As I understand the above, the 'new' command creates an array on the heap and sends me back a pointer to the address where the array is. Since the pointer I assign (ptrHeapArray) is of int size I assumed I could use pointer post incrementing to navigate through the array. However the results indicate that my assumptions are wrong.
This got me to thinking that perhaps the pointer passed back by the 'new' keyword is just a pointer to the whole array and can't be used to step through the array for some reason.

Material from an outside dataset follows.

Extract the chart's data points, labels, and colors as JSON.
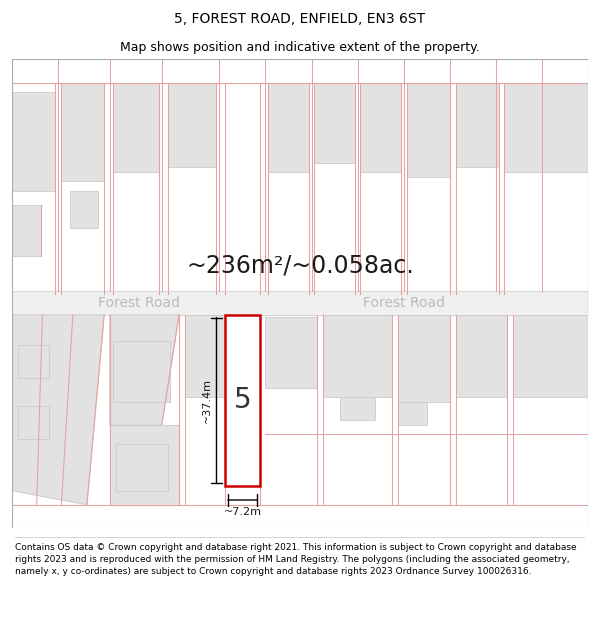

So I tried creating another pointer to the pointer returned by the 'new' keyword and used that to do my array population:
int *ptrHeapArray = new int[10]; //array to hold FRANK data in 32 bit chunks
int *ptrToHeapArrayPointer = ptrHeapArray;
for(int f=9; f>=0 ;f--)
{
*ptrToHeapArrayPointer = f;
ptrToHeapArrayPointer++;
}
for(int f=0; f<10; f++)
cout << ptrHeapArray[f] << "\n";
This worked fine.
Can anyone explain to me why I had to do this and couldn't just have used the pointer passed backed to me by the 'new' keyword?
Thanks
The line
ptrHeapArray++;
in your first for loop increments the pointer, such that it doesn't point to the beginning of the array anymore.
The line
int *ptrHeapArray = new int[10];
allocates the memory for 10 integers and points ptrHeapArray to the beginning of that memory. In your for loop you then move this pointer. When ptrHeapArray points to the third of the integers:
[0] [1] [2] [3] [4]
^ ^ ^
orig. | |
| +-- ptrHeapArray[2]
|
+-- ptrHeapArray now points here
then ptrHeapArray[2] would give you the integer at the position orignally numbered with 4.
You are modifying the pointer in code. After the first loop in the first snippet, the pointer will point to the end of the array rather than the beginning. To make things clearer, this would work too (not suggested but demonstrates the behavior):
int *ptrHeapArray = new int[10];
for(int f=9; f>=0 ;f--)
{
*ptrHeapArray = f;
ptrHeapArray++;
}
ptrHeapArray -= 10; // reset the pointer to its original location
for(int f=0; f<10; f++)
cout << ptrHeapArray[f] << "\n";
Your ptrToHeapArrayPointer is misnamed, it is just a standard int ptr that you've pointed to the same place as ptrHeapArray. If you renamed it to currentPositionPtr your code might make more sense to you.
When you do ptrHeapArray++ it inscrements ptrHeapArray. When you come to print out the data ptrHeapArray no longer points to the start of the array.
The problem is that in your first example ptrHeapArray is initially set to the beginning of the array. As you iterate through your loop you are incrementing the pointer, and by the end of the for loop you are pointing to the last element in the array. When you go through the for loop to display all of your values, you are indexing to values past the end of the array since ptrHeapArray is pointing to the last element in the array you allocated.
It is also important to remember, that you should probably make sure not to loose the original pointer you got back from using the new operator so that you can properly free up the memory that was allocated on the heap.
In the first loop you incremented your pointer ptrHeapArray until the end of array. So after executing the first for loop your pointer is pointing to end of the array and not at the beggining. Hence, when you are trying to print the contents of the array, you are accessing invalid memory allocations and the behavior will be unexpected. In the second case, you are taking a copy of your starting address before assigning values to the array. So when you try to print the contents using the copy, it will be pointing to the beginning of the array.